We've endorsed an introductory certificate in obesity, malnutrition and health, which has been produced by the Royal College of General Practitioners. This resource supports recommendations in several of our guidelines that are relevant to MECC.
Increasing physical activity
Our topic page on physical activity has all our guidance and other products on this subject.
The NICE guideline on physical activity: brief advice for adults in primary care has recommendations that will help with giving brief or very brief advice to encourage people to increase their physical activity.
There are several tools to help with putting the guideline into practice, including a baseline assessment tool to get a picture of the activity in your STP area. It also helps with planning activities to meet the recommendations.
There's also a shared learning case study that shows how one organisation implemented brief interventions to encourage physical activity.
Our quality standard on physical activity: for NHS staff, patients and carers has 3 statements about giving advice. In particular, statement 1 refers to opportunities to give advice on physical activity during NHS health checks, in line with making every contact count. The tools and resources tab has a link to a guide for commissioning services to encourage physical activity, which includes issues to think about.
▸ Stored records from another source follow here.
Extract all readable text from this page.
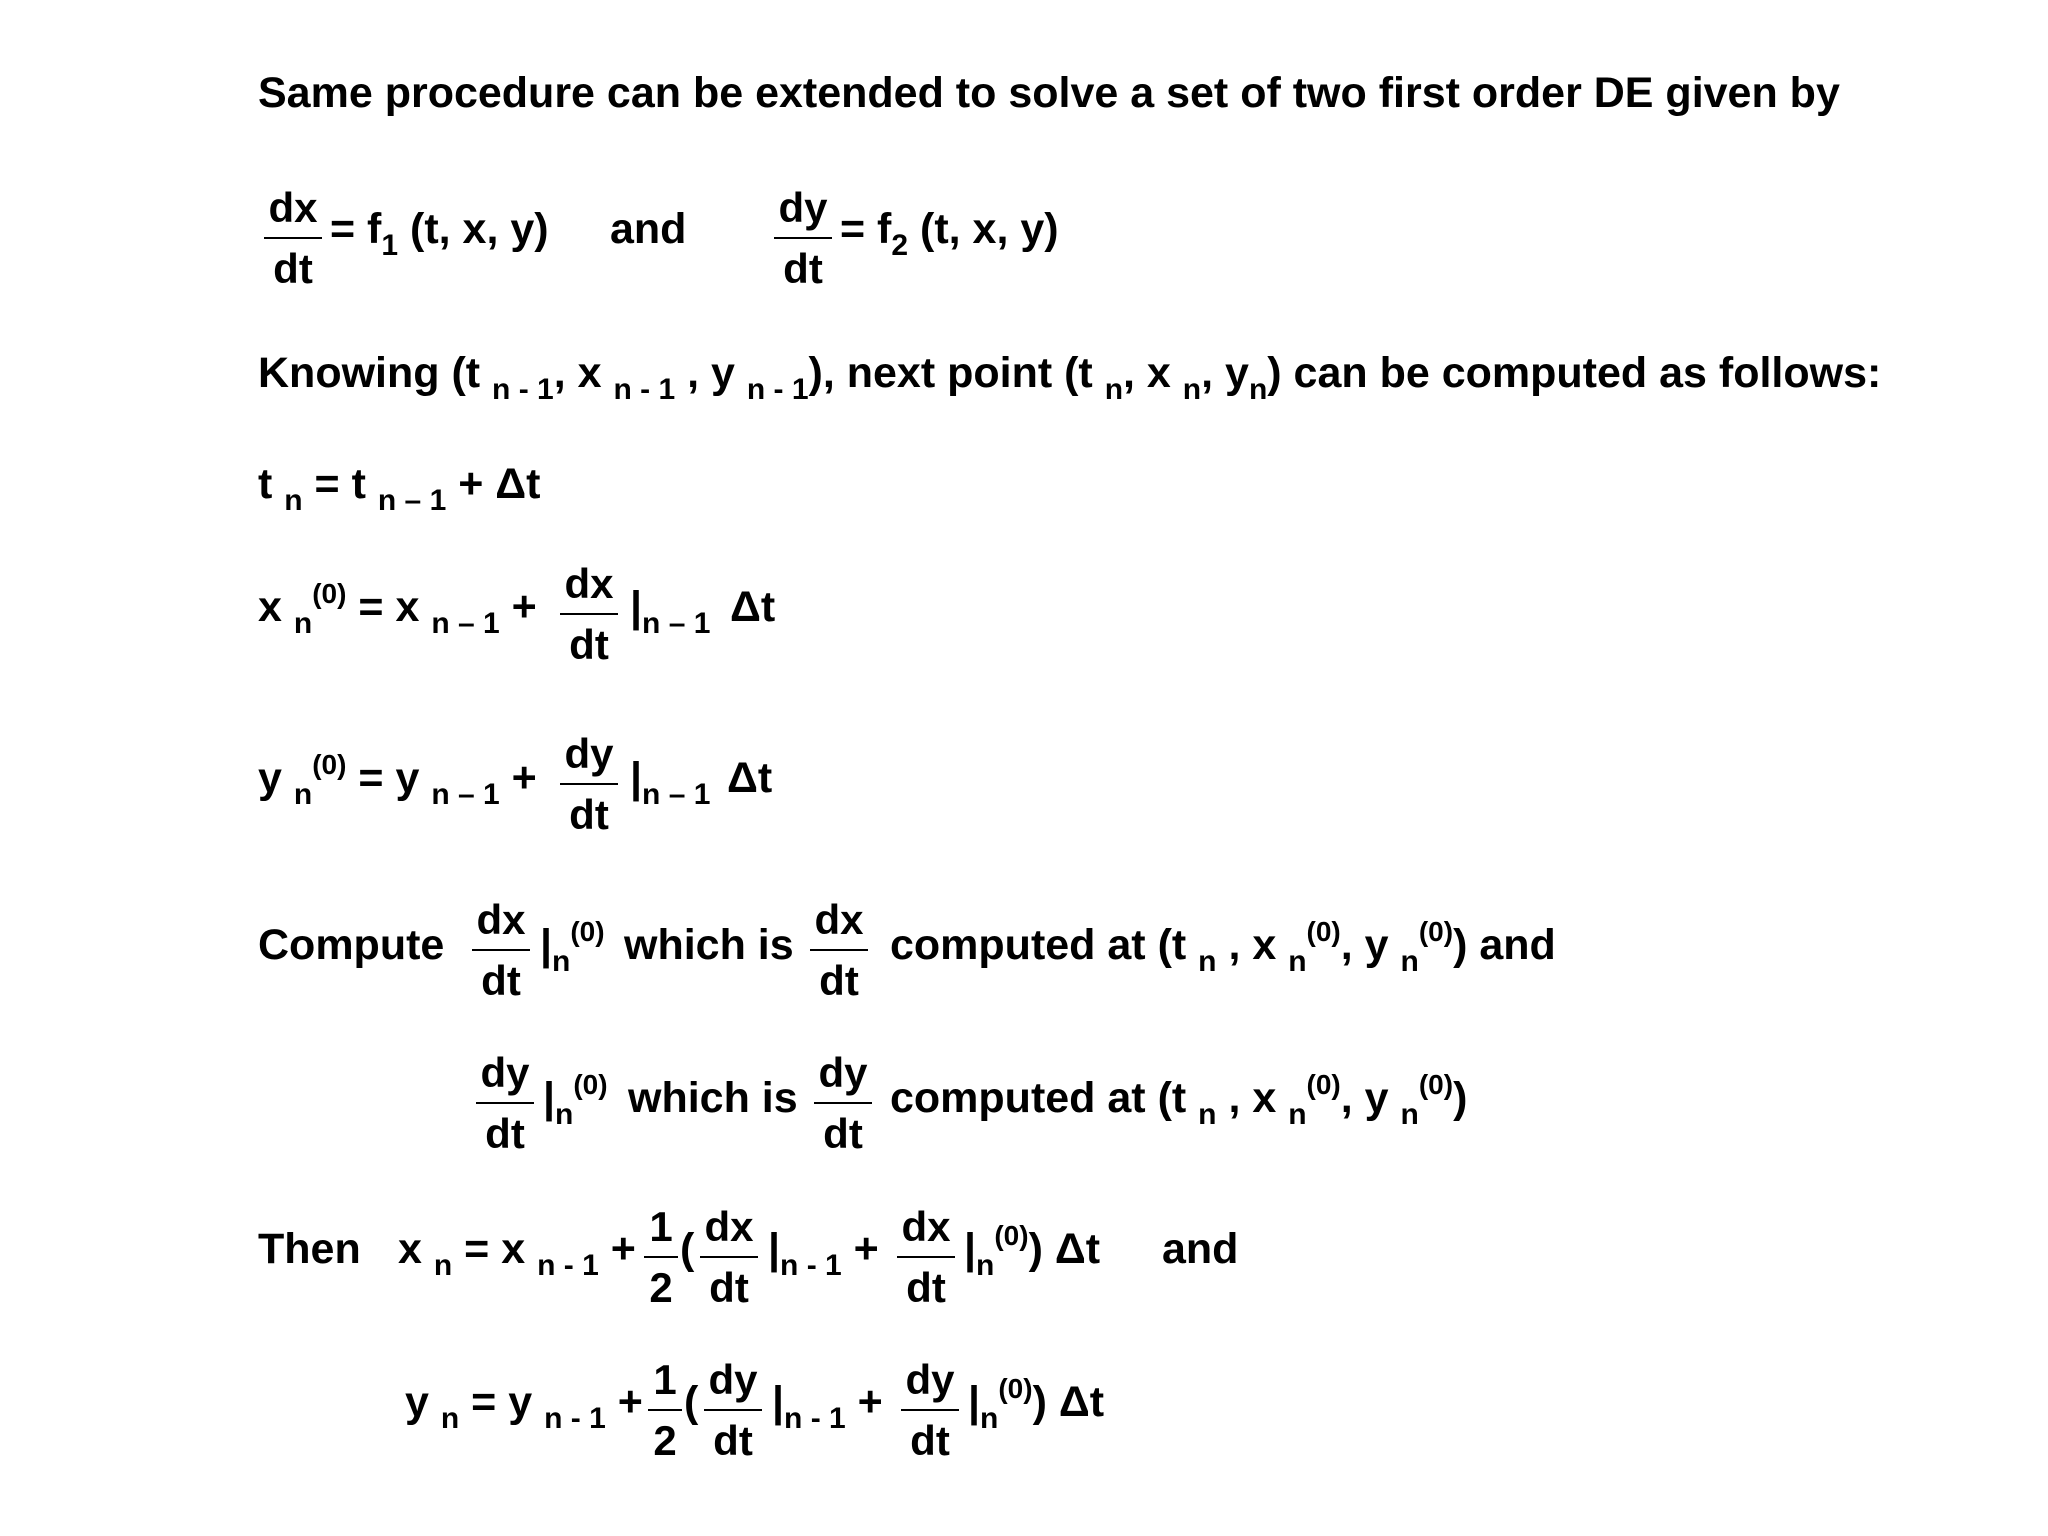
Same procedure can be extended to solve a set of two first order DE given by
dx
dt
= $f_1$ (t, x, y) and dy
dt
= $f_2$ (t, x, y)
Knowing (t $_{n - 1}$, x $_{n - 1}$ , y $_{n - 1}$), next point (t $_n$, x $_n$, $y_n$) can be computed as follows:
t $_n$ = t $_{n - 1}$ + Δt
x $_n^{(0)}$ = x $_{n - 1}$ + dx
dt
$|_{n - 1}$ Δt
y $_n^{(0)}$ = y $_{n - 1}$ +
dy
dt
$|_{n - 1}$ Δt
Compute
dx
dt
$|_n^{(0)}$ which is
dx
dt
computed at (t $_n$ , x $_n^{(0)}$, y $_n^{(0)}$) and
dy
dt
$|_n^{(0)}$ which is
dy
dt
computed at (t $_n$ , x $_n^{(0)}$, y $_n^{(0)}$)
Then x $_n$ = x $_{n - 1}$ + 1
2
( dx
dt
$|_{n - 1}$ + dx
dt
$|_n^{(0)}$) Δt and
y $_n$ = y $_{n - 1}$ + 1
2
( dy
dt
$|_{n - 1}$ + dy
dt
$|_n^{(0)}$) Δt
The interactive flowchart on encouraging people to be physically active in the NICE Pathway on physical activity shows how all our products on brief advice fit together.
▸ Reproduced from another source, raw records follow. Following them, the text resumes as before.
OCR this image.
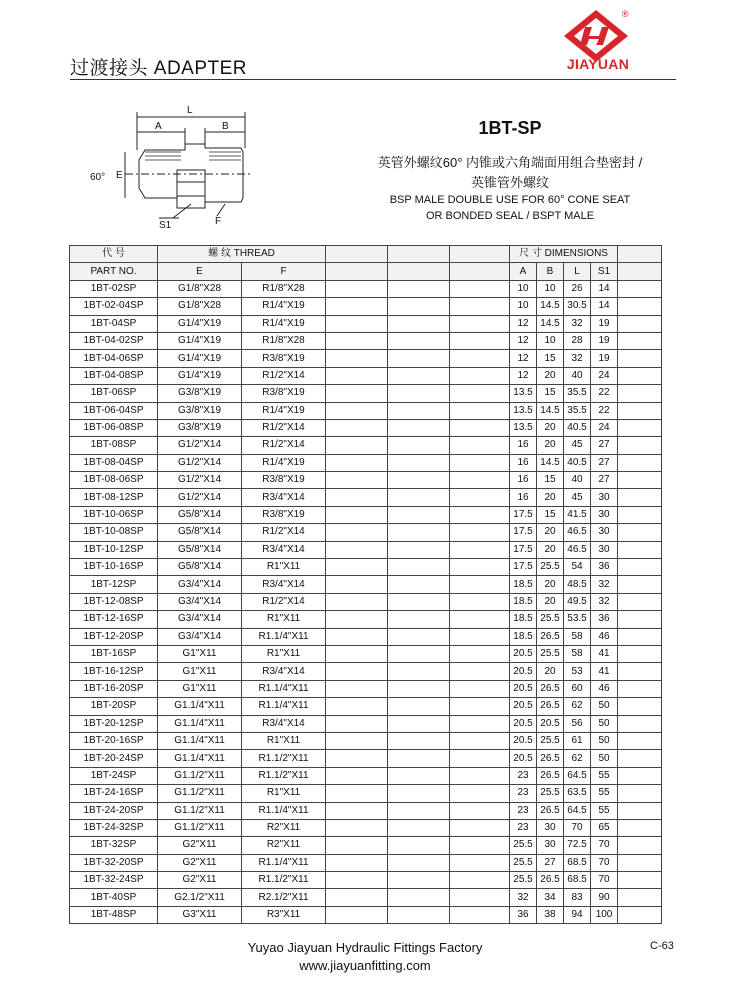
过渡接头 ADAPTER
®
JIAYUAN
1BT-SP
英管外螺纹60° 内锥或六角端面用组合垫密封 /
英锥管外螺纹
BSP MALE DOUBLE USE FOR 60° CONE SEAT
OR BONDED SEAL / BSPT MALE
L
A	B
E
F
S1
60°
代 号	螺 纹 THREAD					尺 寸 DIMENSIONS				
PART NO.	E	F				A	B	L	S1	
1BT-02SP	G1/8"X28	R1/8"X28				10	10	26	14	
1BT-02-04SP	G1/8"X28	R1/4"X19				10	14.5	30.5	14	
1BT-04SP	G1/4"X19	R1/4"X19				12	14.5	32	19	
1BT-04-02SP	G1/4"X19	R1/8"X28				12	10	28	19	
1BT-04-06SP	G1/4"X19	R3/8"X19				12	15	32	19	
1BT-04-08SP	G1/4"X19	R1/2"X14				12	20	40	24	
1BT-06SP	G3/8"X19	R3/8"X19				13.5	15	35.5	22	
1BT-06-04SP	G3/8"X19	R1/4"X19				13.5	14.5	35.5	22	
1BT-06-08SP	G3/8"X19	R1/2"X14				13.5	20	40.5	24	
1BT-08SP	G1/2"X14	R1/2"X14				16	20	45	27	
1BT-08-04SP	G1/2"X14	R1/4"X19				16	14.5	40.5	27	
1BT-08-06SP	G1/2"X14	R3/8"X19				16	15	40	27	
1BT-08-12SP	G1/2"X14	R3/4"X14				16	20	45	30	
1BT-10-06SP	G5/8"X14	R3/8"X19				17.5	15	41.5	30	
1BT-10-08SP	G5/8"X14	R1/2"X14				17.5	20	46.5	30	
1BT-10-12SP	G5/8"X14	R3/4"X14				17.5	20	46.5	30	
1BT-10-16SP	G5/8"X14	R1"X11				17.5	25.5	54	36	
1BT-12SP	G3/4"X14	R3/4"X14				18.5	20	48.5	32	
1BT-12-08SP	G3/4"X14	R1/2"X14				18.5	20	49.5	32	
1BT-12-16SP	G3/4"X14	R1"X11				18.5	25.5	53.5	36	
1BT-12-20SP	G3/4"X14	R1.1/4"X11				18.5	26.5	58	46	
1BT-16SP	G1"X11	R1"X11				20.5	25.5	58	41	
1BT-16-12SP	G1"X11	R3/4"X14				20.5	20	53	41	
1BT-16-20SP	G1"X11	R1.1/4"X11				20.5	26.5	60	46	
1BT-20SP	G1.1/4"X11	R1.1/4"X11				20.5	26.5	62	50	
1BT-20-12SP	G1.1/4"X11	R3/4"X14				20.5	20.5	56	50	
1BT-20-16SP	G1.1/4"X11	R1"X11				20.5	25.5	61	50	
1BT-20-24SP	G1.1/4"X11	R1.1/2"X11				20.5	26.5	62	50	
1BT-24SP	G1.1/2"X11	R1.1/2"X11				23	26.5	64.5	55	
1BT-24-16SP	G1.1/2"X11	R1"X11				23	25.5	63.5	55	
1BT-24-20SP	G1.1/2"X11	R1.1/4"X11				23	26.5	64.5	55	
1BT-24-32SP	G1.1/2"X11	R2"X11				23	30	70	65	
1BT-32SP	G2"X11	R2"X11				25.5	30	72.5	70	
1BT-32-20SP	G2"X11	R1.1/4"X11				25.5	27	68.5	70	
1BT-32-24SP	G2"X11	R1.1/2"X11				25.5	26.5	68.5	70	
1BT-40SP	G2.1/2"X11	R2.1/2"X11				32	34	83	90	
1BT-48SP	G3"X11	R3"X11				36	38	94	100	
Yuyao Jiayuan Hydraulic Fittings Factory
www.jiayuanfitting.com
C-63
Reducing alcohol consumption
Our topic page on alcohol has everything we’ve published on preventing and managing harmful drinking.
Our guideline on alcohol-use disorders: prevention has recommendations on brief advice. The tools and resources tab has tools to help with putting them into practice. These include shared learning case studies showing how organisations have put the guideline into practice.
Quality statement 2 in the quality standard on alcohol-use disorders: diagnosis and management covers opportunistic screening and brief interventions. You can use this as a focus for quality improvement in your area.
To see how all our guidance and advice on brief interventions fits together, see the interactive flow chart on screening and brief interventions for harmful drinking and alcohol dependence in the NICE Pathway on alcohol-use disorders.
Improving mental wellbeing
To see everything we’ve published on mental wellbeing, go to our topic page on mental health and wellbeing.
We have guidelines covering mental wellbeing in children and young people, adults at work and older people.
Mental wellbeing in over 65s: occupational therapy and physical activity interventions has recommendations about improving people’s mental health by giving them opportunities to increase their physical activity. There are tools and resources to help with putting them into practice, including some shared learning case studies showing how other organisations have done this.
You can also visit our topic page on mental health and behavioural conditions. Our guideline on common mental health disorders: identification and pathways to care includes screening questions for depression. The tools and resources to support this guideline include case scenarios showing how the recommendations can be applied in primary care.
The quality standard on mental wellbeing of older people in care homes includes quality statements that may help you develop your approach in line with MECC. The tools and resources tab has videos on how the quality standard can help with improving standards and with CQC inspections.